In this photo illustration, PlanB’s one-step emergency contraception is on display on June 30, 2022 in San Anselmo, California.
Justin Sullivan | Getty Images
The Food and Drug Administration is changing the informational packaging of the emergency contraceptive pill, Plan B One-Step, to clarify that it is not an abortion pill, the federal agency announced Friday.
Plan B is an over-the-counter medication that can be taken as a backup method of birth control to reduce the chance of pregnancy after unprotected sex. If taken within 72 hours of unprotected sex or contraceptive failure, Plan B works by stopping or delaying the release of an egg from the ovary, not by causing an abortion, the agency said.
“Plan B One-Step will not work if a person is already pregnant, meaning it will not interfere with an existing pregnancy,” the FDA said in a press release. “There is no evidence that the drug affects implantation or maintaining a pregnancy after implantation, so it does not terminate a pregnancy.”
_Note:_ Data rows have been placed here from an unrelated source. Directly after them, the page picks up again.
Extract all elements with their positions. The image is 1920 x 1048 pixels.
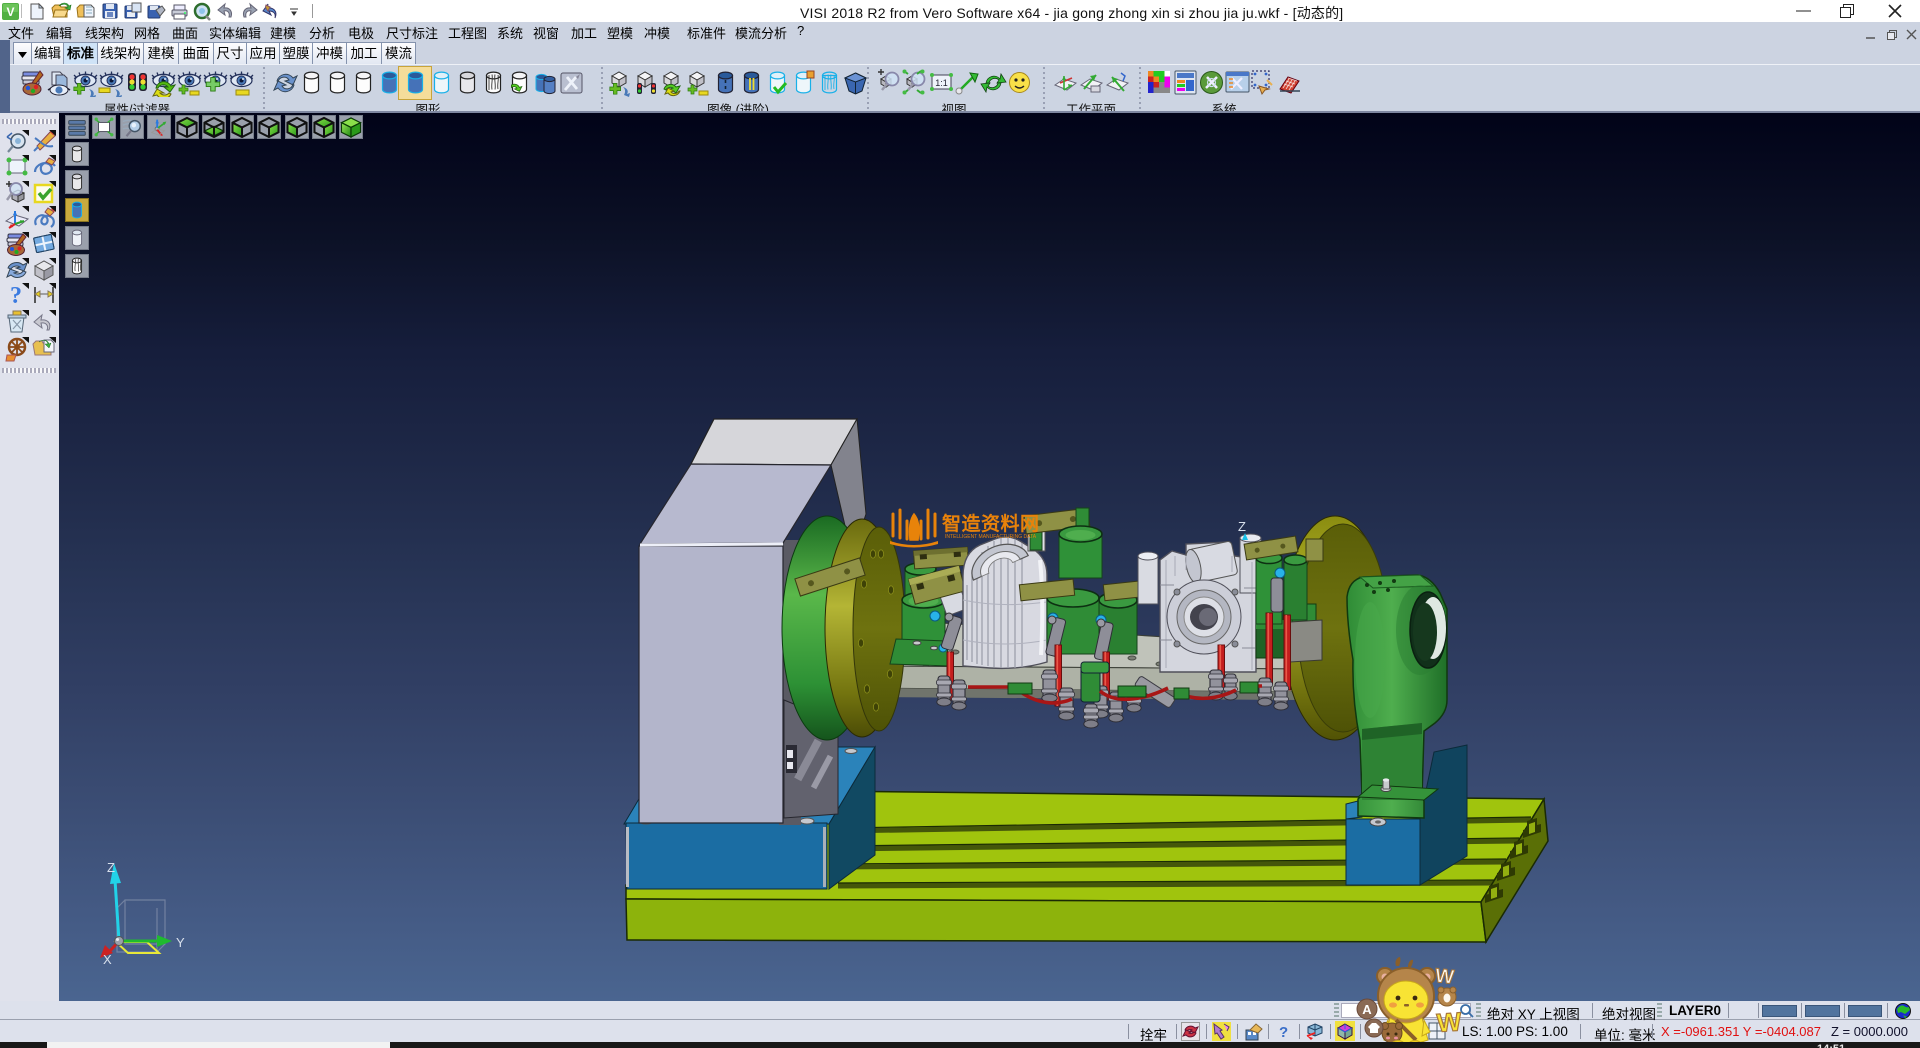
svg-text:Z: Z — [1238, 519, 1246, 534]
svg-text:Z: Z — [107, 860, 115, 875]
svg-text:INTELLIGENT MANUFACTURING DATA: INTELLIGENT MANUFACTURING DATA — [945, 534, 1037, 540]
svg-text:1:1: 1:1 — [935, 78, 948, 88]
svg-text:W: W — [1436, 1006, 1463, 1038]
svg-text:A: A — [1362, 1002, 1372, 1017]
svg-text:Y: Y — [176, 935, 185, 950]
svg-text:X: X — [103, 952, 112, 967]
svg-text:智造资料网: 智造资料网 — [942, 512, 1040, 535]
svg-text:?: ? — [10, 283, 22, 308]
svg-text:W: W — [1434, 965, 1455, 989]
svg-text:V: V — [6, 5, 14, 19]
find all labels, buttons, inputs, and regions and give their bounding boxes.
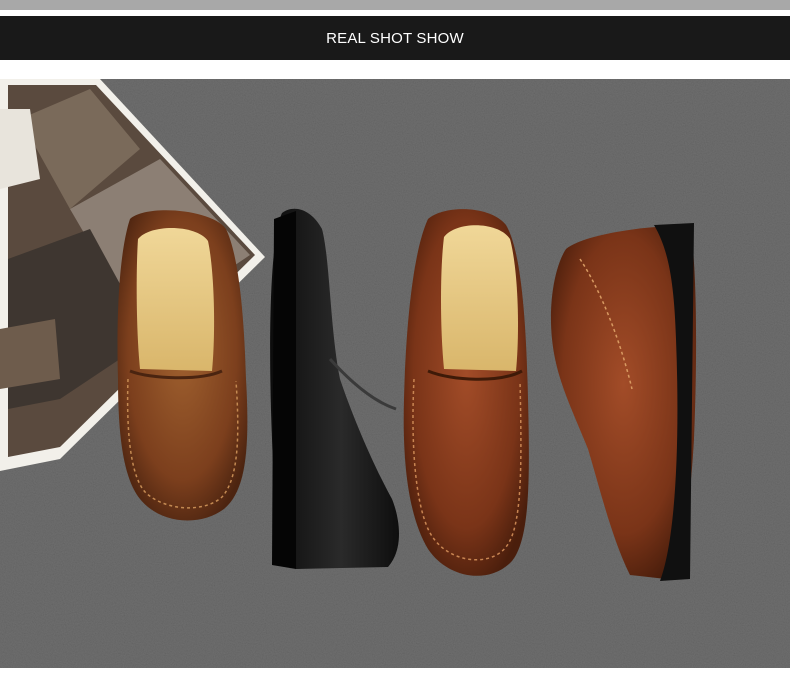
section-title: REAL SHOT SHOW bbox=[326, 29, 464, 47]
top-divider-strip bbox=[0, 0, 790, 10]
brown-loafer-1-icon bbox=[117, 210, 248, 521]
brown-loafer-2-icon bbox=[403, 209, 529, 576]
product-photo bbox=[0, 79, 790, 668]
section-header: REAL SHOT SHOW bbox=[0, 16, 790, 60]
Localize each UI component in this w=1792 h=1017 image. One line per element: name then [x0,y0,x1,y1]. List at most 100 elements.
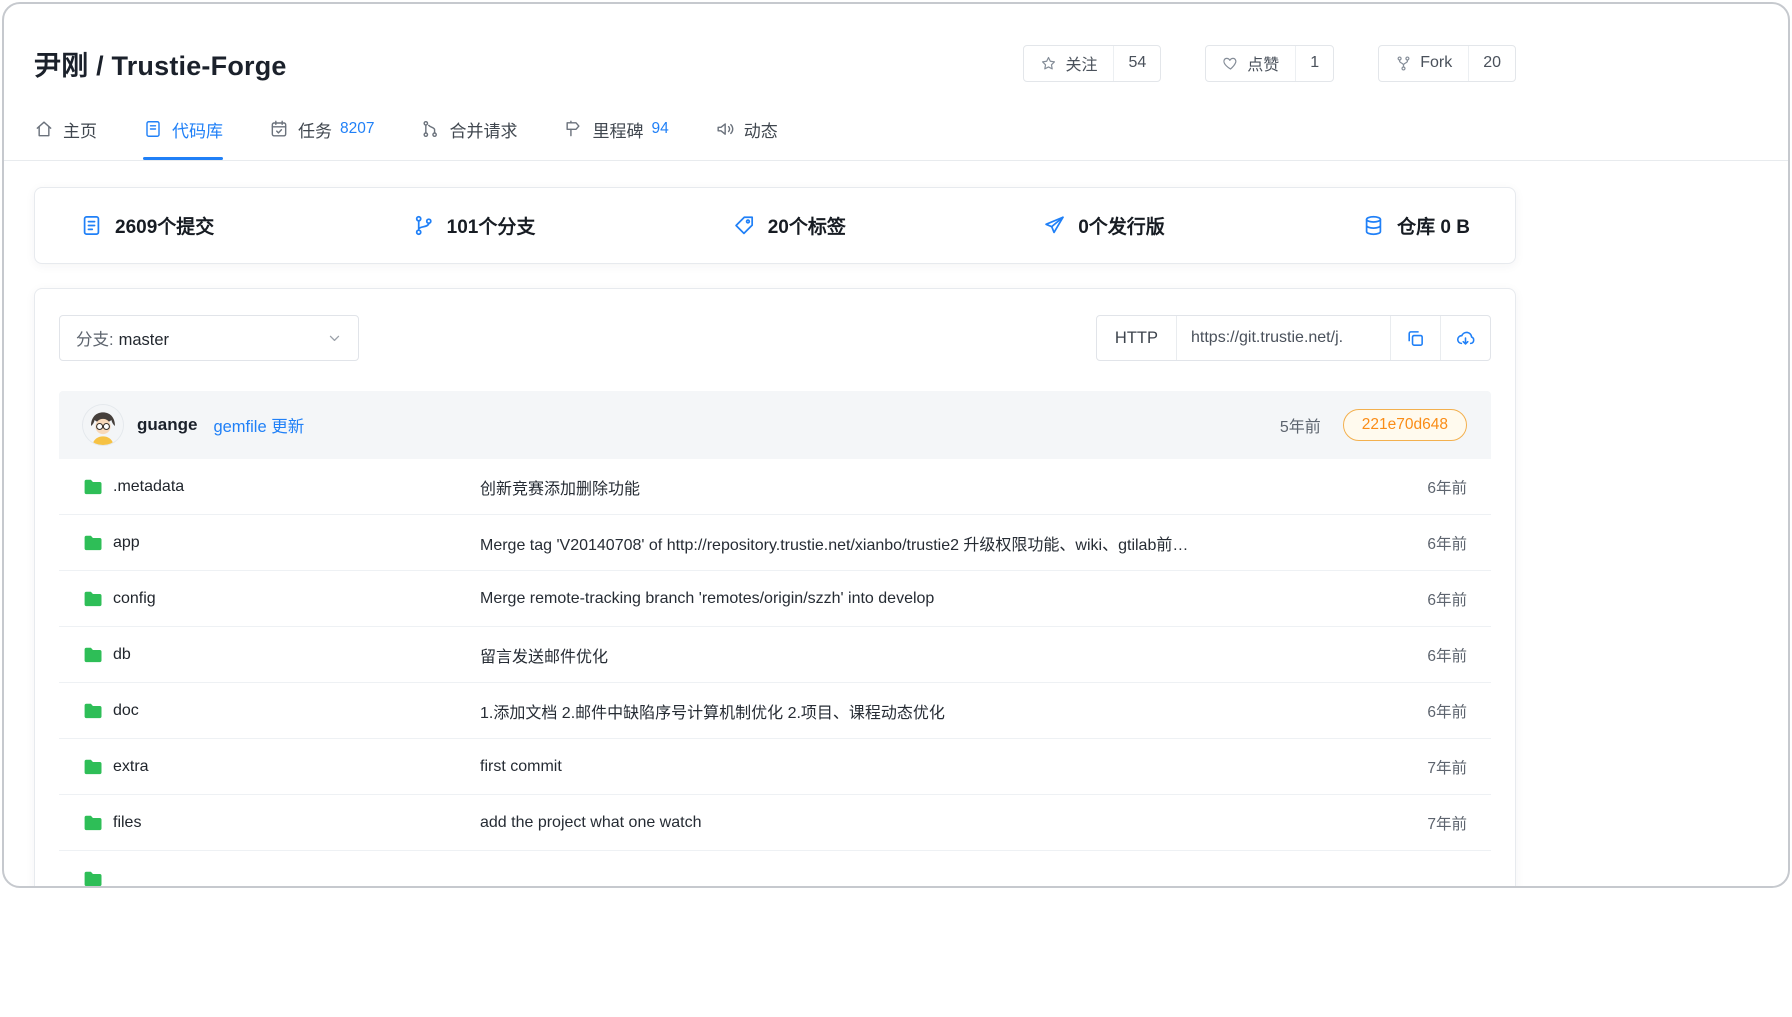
stat-branches-label: 101个分支 [447,212,536,239]
file-time: 6年前 [1377,644,1467,666]
file-name[interactable]: config [113,590,156,608]
chevron-down-icon [327,331,342,346]
file-time: 6年前 [1377,588,1467,610]
tab-tasks-label: 任务 [298,117,332,142]
download-button[interactable] [1440,316,1490,360]
tab-bar: 主页 代码库 任务 8207 合并请求 里程碑 [4,98,1788,161]
file-name[interactable]: app [113,534,140,552]
fork-count[interactable]: 20 [1468,46,1515,81]
folder-icon [83,645,103,665]
file-commit-message[interactable]: add the project what one watch [480,814,1377,832]
file-row[interactable]: db 留言发送邮件优化 6年前 [59,627,1491,683]
file-commit-message[interactable]: Merge tag 'V20140708' of http://reposito… [480,531,1377,555]
stat-commits-label: 2609个提交 [115,212,214,239]
milestone-icon [563,119,583,139]
commit-message-link[interactable]: gemfile 更新 [213,413,304,437]
stat-storage[interactable]: 仓库 0 B [1362,212,1470,239]
file-row[interactable]: files add the project what one watch 7年前 [59,795,1491,851]
praise-label: 点赞 [1247,51,1279,75]
storage-icon [1362,214,1385,237]
repo-file-card: 分支:master HTTP https://git.trustie.net/j… [34,288,1516,888]
tag-icon [733,214,756,237]
repo-icon [143,119,163,139]
fork-icon [1395,55,1412,72]
stat-tags[interactable]: 20个标签 [733,212,846,239]
folder-icon [83,757,103,777]
copy-url-button[interactable] [1390,316,1440,360]
file-commit-message[interactable]: Merge remote-tracking branch 'remotes/or… [480,590,1377,608]
tab-merge-requests[interactable]: 合并请求 [420,98,517,160]
file-commit-message[interactable]: 1.添加文档 2.邮件中缺陷序号计算机制优化 2.项目、课程动态优化 [480,699,1377,723]
stat-storage-label: 仓库 0 B [1397,212,1470,239]
file-name[interactable]: extra [113,758,149,776]
praise-count[interactable]: 1 [1295,46,1333,81]
file-time: 6年前 [1377,700,1467,722]
file-row[interactable]: doc 1.添加文档 2.邮件中缺陷序号计算机制优化 2.项目、课程动态优化 6… [59,683,1491,739]
latest-commit-bar: guange gemfile 更新 5年前 221e70d648 [59,391,1491,459]
commit-sha-badge[interactable]: 221e70d648 [1343,409,1467,441]
tab-tasks-badge: 8207 [340,120,374,138]
file-time: 6年前 [1377,476,1467,498]
repo-title: 尹刚 / Trustie-Forge [34,44,287,83]
merge-icon [420,119,440,139]
file-row[interactable]: config Merge remote-tracking branch 'rem… [59,571,1491,627]
tab-activity-label: 动态 [744,117,778,142]
commit-time: 5年前 [1280,413,1321,437]
file-commit-message[interactable]: 留言发送邮件优化 [480,643,1377,667]
file-row[interactable]: .metadata 创新竞赛添加删除功能 6年前 [59,459,1491,515]
file-time: 7年前 [1377,756,1467,778]
page-header: 尹刚 / Trustie-Forge 关注 54 点赞 1 [34,4,1516,98]
folder-icon [83,869,103,889]
tab-tasks[interactable]: 任务 8207 [269,98,374,160]
tab-repository[interactable]: 代码库 [143,98,223,160]
watch-label: 关注 [1065,51,1097,75]
fork-label: Fork [1420,54,1452,72]
clone-url-group: HTTP https://git.trustie.net/j. [1096,315,1491,361]
fork-button[interactable]: Fork 20 [1378,45,1516,82]
protocol-button[interactable]: HTTP [1097,316,1176,360]
tab-milestones-badge: 94 [651,120,668,138]
folder-icon [83,477,103,497]
stat-commits[interactable]: 2609个提交 [80,212,214,239]
folder-icon [83,701,103,721]
file-name[interactable]: files [113,814,141,832]
tab-milestones[interactable]: 里程碑 94 [563,98,668,160]
watch-button[interactable]: 关注 54 [1023,45,1161,82]
release-icon [1043,214,1066,237]
file-commit-message[interactable]: first commit [480,758,1377,776]
branch-selector[interactable]: 分支:master [59,315,359,361]
folder-icon [83,813,103,833]
tab-home[interactable]: 主页 [34,98,97,160]
file-time: 7年前 [1377,812,1467,834]
tab-milestones-label: 里程碑 [592,117,643,142]
file-name[interactable]: doc [113,702,139,720]
clone-url-field[interactable]: https://git.trustie.net/j. [1176,316,1390,360]
task-icon [269,119,289,139]
file-row[interactable]: app Merge tag 'V20140708' of http://repo… [59,515,1491,571]
stat-releases[interactable]: 0个发行版 [1043,212,1165,239]
avatar[interactable] [83,405,123,445]
file-commit-message[interactable]: 创新竞赛添加删除功能 [480,475,1377,499]
file-row-partial[interactable] [59,851,1491,888]
file-name[interactable]: db [113,646,131,664]
tab-activity[interactable]: 动态 [715,98,778,160]
praise-button[interactable]: 点赞 1 [1205,45,1334,82]
tab-merge-requests-label: 合并请求 [449,117,517,142]
stat-tags-label: 20个标签 [768,212,846,239]
commit-author[interactable]: guange [137,415,197,435]
branch-icon [412,214,435,237]
heart-icon [1222,55,1239,72]
folder-icon [83,533,103,553]
commit-icon [80,214,103,237]
watch-count[interactable]: 54 [1113,46,1160,81]
avatar-image [83,405,123,445]
branch-label: 分支: [76,331,114,349]
file-name[interactable]: .metadata [113,478,184,496]
file-row[interactable]: extra first commit 7年前 [59,739,1491,795]
stat-branches[interactable]: 101个分支 [412,212,536,239]
file-time: 6年前 [1377,532,1467,554]
repo-toolbar: 分支:master HTTP https://git.trustie.net/j… [59,315,1491,361]
activity-icon [715,119,735,139]
stat-releases-label: 0个发行版 [1078,212,1165,239]
repo-stats-card: 2609个提交 101个分支 20个标签 0个发行版 仓库 0 B [34,187,1516,264]
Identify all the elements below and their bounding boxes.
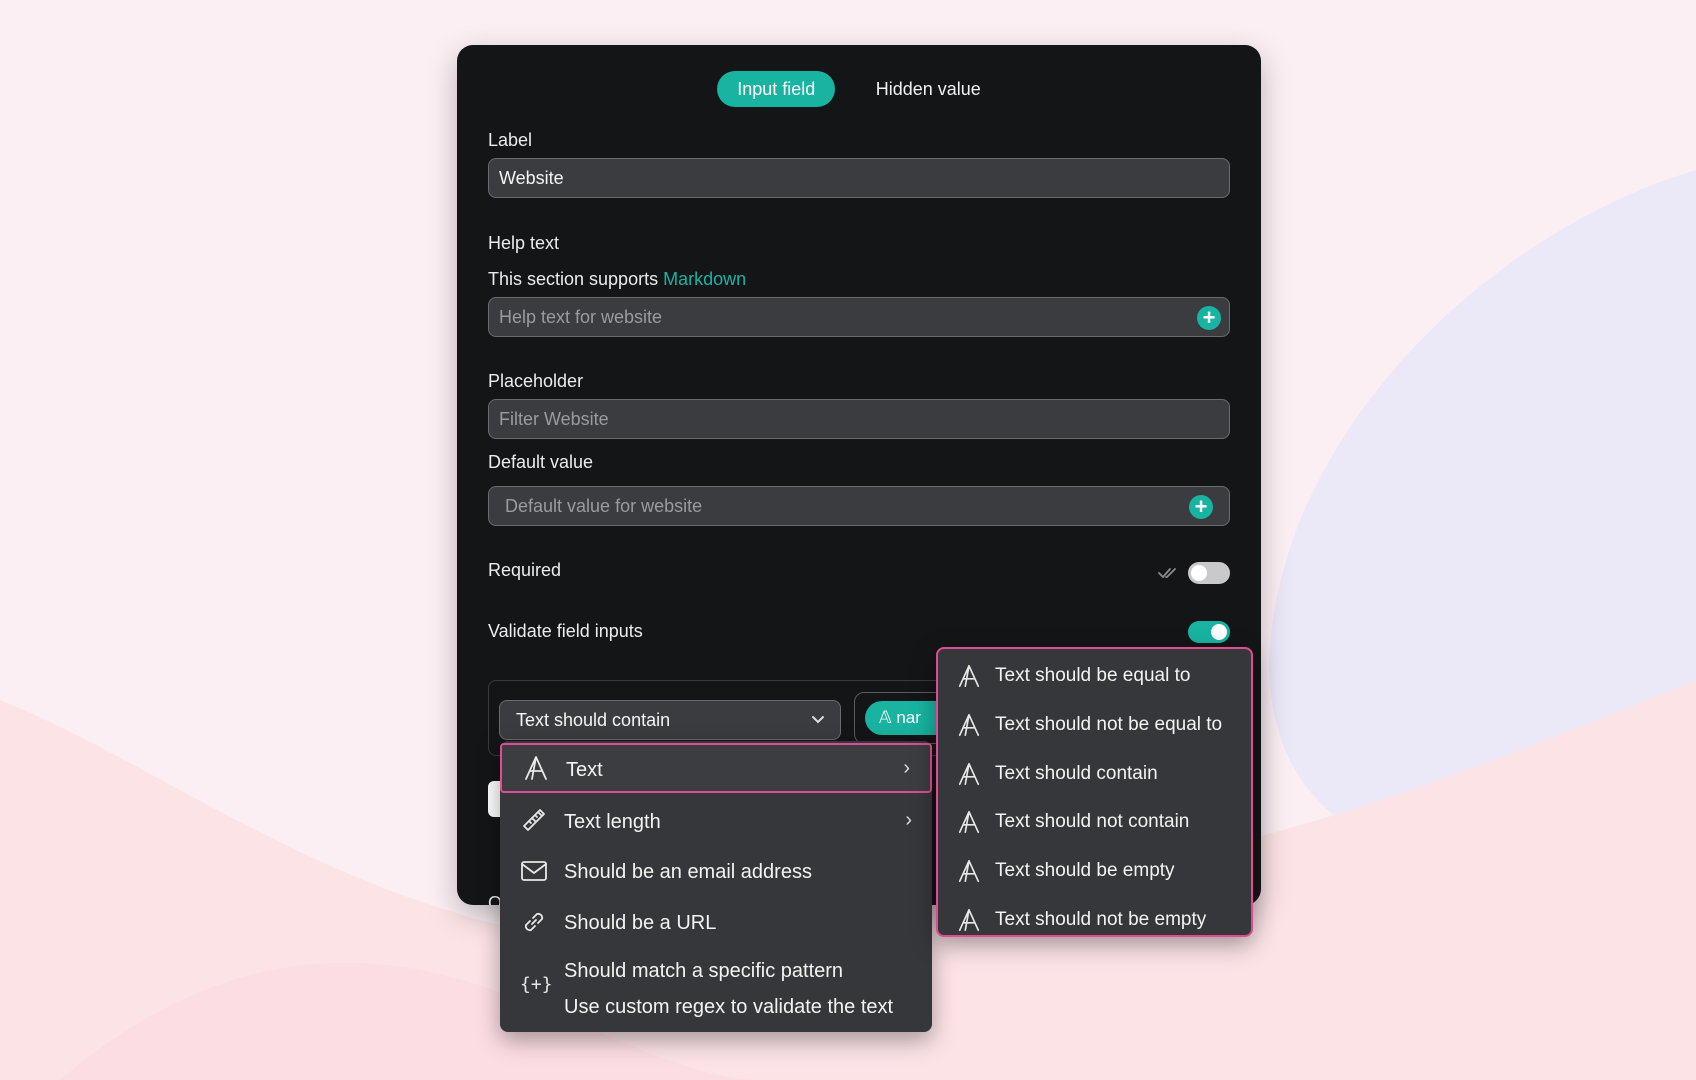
validate-title: Validate field inputs	[488, 621, 643, 641]
add-variable-icon[interactable]: +	[1197, 306, 1221, 330]
required-toggle[interactable]	[1188, 562, 1230, 584]
menu-item-sublabel: Use custom regex to validate the text	[564, 996, 894, 1018]
menu-item-label: Text length	[564, 811, 661, 833]
submenu-item[interactable]: Text should contain	[938, 751, 1251, 795]
help-text-supports: This section supports Markdown	[488, 269, 746, 290]
envelope-icon	[521, 861, 547, 881]
text-a-icon	[958, 664, 980, 688]
submenu-item-label: Text should not be equal to	[995, 714, 1223, 735]
text-a-icon	[525, 756, 547, 780]
submenu-item[interactable]: Text should not be empty	[938, 897, 1251, 941]
submenu-item[interactable]: Text should be equal to	[938, 653, 1251, 697]
required-title: Required	[488, 560, 562, 580]
text-a-icon	[958, 713, 980, 737]
help-text-input[interactable]: Help text for website +	[488, 297, 1230, 337]
submenu-item-label: Text should contain	[995, 763, 1158, 784]
menu-item-label: Should be an email address	[564, 861, 812, 883]
link-icon	[524, 912, 544, 932]
text-a-icon: 𝔸	[879, 708, 892, 727]
help-text-placeholder: Help text for website	[499, 307, 663, 327]
text-a-icon	[958, 762, 980, 786]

Previously, packages for Plan B and generic versions of the drug falsely claimed that taking the pill might be able to prevent implantation of a fertilized egg. Medical professionals say this claim isn’t backed by any scientific evidence, but was included on the label to approve Plan B’s over-the-counter status.
As a result, the FDA revised the informational pamphlets included in Plan B’s packaging to show that it doesn’t work after insemination, the agency said.
The US Supreme Court in June overturned the constitutional right to abortion, sparking a wave of concerns about continued access to birth control and emergency contraception. Supreme Court Justice Clarence Thomas said the Supreme Court’s landmark rulings establishing gay rights and the right to contraception should be reconsidered as federal abortion rights have been revoked.
At least eight states immediately banned all forms of abortion, including medical one-pill abortions, within hours of the Supreme Court’s decision.
The FDA said because Plan B prevents pregnancy by acting on ovulation “long before implantation,” it doesn’t cause abortions.
The agency recommends consumers talk to their doctors about emergency contraception so they understand “the importance of using these products as directed.”